Kritik, aber auch Lob

(Vielleicht) die Folge: An den Trainingstagen wurde von einigen Seiten, so zum Beispiel von manchem Heimtrainer, aber auch von Sportlern Kritik laut, dass nicht alle Formationen die gleiche Zuwendung erfahren hätten. Das ging nicht unbedingt gegen Vitcho, sondern gegen alle „echten“ Trainer: Aber auch wenn Igor und Sergej auf Kosten des DSAB hier in Wroclaw weilen, ist es doch nur allzu menschlich und nachvollziehbar, dass ihre eigenen Sportler etwas mehr im Fokus ihrer Aufmerksamkeit stehen. Immerhin: An den Wettkampftagen, wo ja jede Formation für sich die Vorbereitung durchlief, scheint es besser geklappt zu haben. Manche äußerten sich aber auch höchst zufrieden: Der „falsche“ Trainer Orlin Kiselichki lobte explizit den „echten“ Sergej, dass dieser bei der letzten Vorbereitung seines Damenpaars kurz vor dem Wettkampf hervorragende Arbeit geleistet habe.

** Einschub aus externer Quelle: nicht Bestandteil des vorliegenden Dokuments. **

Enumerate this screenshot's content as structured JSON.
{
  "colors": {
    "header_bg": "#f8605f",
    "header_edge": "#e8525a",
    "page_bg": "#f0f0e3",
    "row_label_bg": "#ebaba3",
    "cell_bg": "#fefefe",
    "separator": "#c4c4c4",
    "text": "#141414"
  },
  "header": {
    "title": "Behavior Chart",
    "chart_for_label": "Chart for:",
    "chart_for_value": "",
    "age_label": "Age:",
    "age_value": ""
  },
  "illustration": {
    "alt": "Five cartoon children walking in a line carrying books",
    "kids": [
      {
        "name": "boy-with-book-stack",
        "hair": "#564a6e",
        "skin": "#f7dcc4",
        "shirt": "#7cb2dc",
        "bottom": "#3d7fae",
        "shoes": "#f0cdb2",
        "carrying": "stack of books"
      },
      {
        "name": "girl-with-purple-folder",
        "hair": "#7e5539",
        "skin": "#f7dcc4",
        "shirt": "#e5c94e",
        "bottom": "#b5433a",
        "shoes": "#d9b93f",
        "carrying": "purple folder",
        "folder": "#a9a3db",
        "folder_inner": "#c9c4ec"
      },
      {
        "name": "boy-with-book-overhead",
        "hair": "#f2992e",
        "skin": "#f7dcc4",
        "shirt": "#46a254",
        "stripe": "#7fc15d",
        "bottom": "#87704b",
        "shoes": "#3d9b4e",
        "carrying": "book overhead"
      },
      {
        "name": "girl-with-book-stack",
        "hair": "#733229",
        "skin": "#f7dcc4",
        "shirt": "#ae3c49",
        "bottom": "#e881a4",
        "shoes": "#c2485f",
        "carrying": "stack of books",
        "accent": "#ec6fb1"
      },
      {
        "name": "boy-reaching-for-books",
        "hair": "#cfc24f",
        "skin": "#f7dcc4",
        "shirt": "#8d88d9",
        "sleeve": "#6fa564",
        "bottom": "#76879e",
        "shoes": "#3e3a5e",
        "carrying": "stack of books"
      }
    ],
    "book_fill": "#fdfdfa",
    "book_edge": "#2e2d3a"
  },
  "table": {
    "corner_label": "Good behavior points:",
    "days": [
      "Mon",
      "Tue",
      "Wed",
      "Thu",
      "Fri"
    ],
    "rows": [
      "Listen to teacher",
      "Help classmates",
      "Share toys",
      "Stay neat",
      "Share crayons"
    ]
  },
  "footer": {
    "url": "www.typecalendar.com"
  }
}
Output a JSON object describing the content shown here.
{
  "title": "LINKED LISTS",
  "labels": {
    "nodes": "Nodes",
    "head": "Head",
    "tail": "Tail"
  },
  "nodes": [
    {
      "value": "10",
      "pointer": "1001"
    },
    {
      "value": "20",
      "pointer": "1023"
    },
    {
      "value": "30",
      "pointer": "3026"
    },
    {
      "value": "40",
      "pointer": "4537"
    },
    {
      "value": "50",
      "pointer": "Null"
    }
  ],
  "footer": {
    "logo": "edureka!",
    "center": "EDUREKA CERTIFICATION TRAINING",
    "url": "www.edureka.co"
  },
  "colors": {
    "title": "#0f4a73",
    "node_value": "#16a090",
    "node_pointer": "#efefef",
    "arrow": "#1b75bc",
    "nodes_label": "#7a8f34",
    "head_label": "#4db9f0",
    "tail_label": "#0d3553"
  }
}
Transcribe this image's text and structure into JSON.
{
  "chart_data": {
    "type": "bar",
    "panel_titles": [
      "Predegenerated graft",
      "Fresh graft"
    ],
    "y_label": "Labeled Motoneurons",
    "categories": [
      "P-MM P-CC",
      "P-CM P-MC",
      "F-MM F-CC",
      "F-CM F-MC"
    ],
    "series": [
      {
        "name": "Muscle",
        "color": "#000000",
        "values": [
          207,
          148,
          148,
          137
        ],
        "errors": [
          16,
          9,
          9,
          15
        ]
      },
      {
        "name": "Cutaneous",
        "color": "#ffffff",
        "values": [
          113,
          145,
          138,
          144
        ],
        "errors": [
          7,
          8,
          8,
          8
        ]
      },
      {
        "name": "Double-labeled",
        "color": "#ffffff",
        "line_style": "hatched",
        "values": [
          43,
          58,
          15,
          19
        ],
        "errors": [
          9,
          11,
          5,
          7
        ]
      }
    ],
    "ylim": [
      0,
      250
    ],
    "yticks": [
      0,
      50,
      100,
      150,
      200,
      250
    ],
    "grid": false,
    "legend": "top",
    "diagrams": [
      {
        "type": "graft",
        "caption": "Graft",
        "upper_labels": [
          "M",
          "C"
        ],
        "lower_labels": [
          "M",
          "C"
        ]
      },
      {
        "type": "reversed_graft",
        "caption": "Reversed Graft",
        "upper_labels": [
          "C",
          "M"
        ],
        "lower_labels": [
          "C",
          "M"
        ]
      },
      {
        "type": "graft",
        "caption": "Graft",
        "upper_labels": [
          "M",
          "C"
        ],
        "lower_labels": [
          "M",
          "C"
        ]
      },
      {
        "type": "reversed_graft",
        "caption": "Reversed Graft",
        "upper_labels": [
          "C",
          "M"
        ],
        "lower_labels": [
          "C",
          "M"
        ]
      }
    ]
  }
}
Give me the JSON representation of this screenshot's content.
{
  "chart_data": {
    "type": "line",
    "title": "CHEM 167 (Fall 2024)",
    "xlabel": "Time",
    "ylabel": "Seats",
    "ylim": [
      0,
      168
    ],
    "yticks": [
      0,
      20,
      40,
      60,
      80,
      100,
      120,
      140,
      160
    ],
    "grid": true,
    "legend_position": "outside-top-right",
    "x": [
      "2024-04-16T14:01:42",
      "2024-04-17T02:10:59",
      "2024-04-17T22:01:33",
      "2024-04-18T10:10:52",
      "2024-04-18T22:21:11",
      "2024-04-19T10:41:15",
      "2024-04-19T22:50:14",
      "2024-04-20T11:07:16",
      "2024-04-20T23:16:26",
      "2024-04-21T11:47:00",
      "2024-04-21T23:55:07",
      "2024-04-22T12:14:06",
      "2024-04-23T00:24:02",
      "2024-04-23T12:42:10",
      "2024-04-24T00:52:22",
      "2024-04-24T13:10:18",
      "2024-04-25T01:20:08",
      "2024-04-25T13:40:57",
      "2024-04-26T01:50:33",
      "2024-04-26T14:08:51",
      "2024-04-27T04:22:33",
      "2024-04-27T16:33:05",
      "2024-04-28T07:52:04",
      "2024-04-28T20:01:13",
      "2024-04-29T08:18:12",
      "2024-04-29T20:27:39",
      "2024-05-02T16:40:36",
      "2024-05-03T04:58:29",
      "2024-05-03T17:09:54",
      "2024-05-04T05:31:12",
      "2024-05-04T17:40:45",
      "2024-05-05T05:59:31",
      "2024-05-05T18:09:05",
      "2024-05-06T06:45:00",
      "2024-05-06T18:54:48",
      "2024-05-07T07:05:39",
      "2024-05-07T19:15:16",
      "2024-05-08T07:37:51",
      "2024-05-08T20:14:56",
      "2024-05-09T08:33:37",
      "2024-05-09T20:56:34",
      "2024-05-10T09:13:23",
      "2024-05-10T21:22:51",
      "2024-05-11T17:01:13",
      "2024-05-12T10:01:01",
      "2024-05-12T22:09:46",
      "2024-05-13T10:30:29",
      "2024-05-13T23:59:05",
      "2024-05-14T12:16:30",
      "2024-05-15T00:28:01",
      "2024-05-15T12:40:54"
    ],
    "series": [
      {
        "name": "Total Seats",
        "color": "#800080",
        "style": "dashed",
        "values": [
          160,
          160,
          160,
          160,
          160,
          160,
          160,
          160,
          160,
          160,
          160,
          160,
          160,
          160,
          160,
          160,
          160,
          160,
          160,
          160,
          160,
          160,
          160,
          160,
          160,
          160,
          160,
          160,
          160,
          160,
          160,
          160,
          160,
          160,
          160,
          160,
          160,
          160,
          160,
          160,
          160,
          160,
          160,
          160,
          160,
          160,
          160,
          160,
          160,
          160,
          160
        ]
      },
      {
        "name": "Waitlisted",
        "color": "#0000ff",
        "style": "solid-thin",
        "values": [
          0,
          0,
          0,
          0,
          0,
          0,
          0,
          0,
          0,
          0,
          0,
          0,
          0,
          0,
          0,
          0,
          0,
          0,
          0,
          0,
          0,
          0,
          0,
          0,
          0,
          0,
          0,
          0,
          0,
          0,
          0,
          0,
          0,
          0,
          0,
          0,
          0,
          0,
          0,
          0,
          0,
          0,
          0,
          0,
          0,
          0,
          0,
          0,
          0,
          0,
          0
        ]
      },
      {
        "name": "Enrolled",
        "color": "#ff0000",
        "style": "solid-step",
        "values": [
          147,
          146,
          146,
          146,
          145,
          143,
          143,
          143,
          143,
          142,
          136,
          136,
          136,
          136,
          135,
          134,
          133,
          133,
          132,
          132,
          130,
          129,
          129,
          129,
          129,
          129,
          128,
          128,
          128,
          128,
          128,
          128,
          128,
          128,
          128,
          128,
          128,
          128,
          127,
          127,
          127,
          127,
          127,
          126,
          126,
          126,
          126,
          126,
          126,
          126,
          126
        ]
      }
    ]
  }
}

Jenseits der Frage, wer sich wie lange um wen gekümmert hat, ist das eigentliche Problem meiner Meinung nach ja ein ganz anderes: Wie oft haben manche Formationen in ihrer noch jungen Karriere bisher überhaupt mit dem Bundestrainer oder den anderen „echten“ Trainern gearbeitet. Für die Jugend gibt es meines Wissens keine Kaderlehrgänge, weil das nötige Kleingeld fehlt. Wie soll ein fast Fremder da zur Vertrauensperson werden und jenseits von letzten technischen Tipps und Fehlerkorrektur insbesondere die psychologische Betreuung leisten können? Und die ist ja bei einem elfjährigen Mädchen, das seine erste Weltmeisterschaft bestreitet, sicherlich besonders wichtig.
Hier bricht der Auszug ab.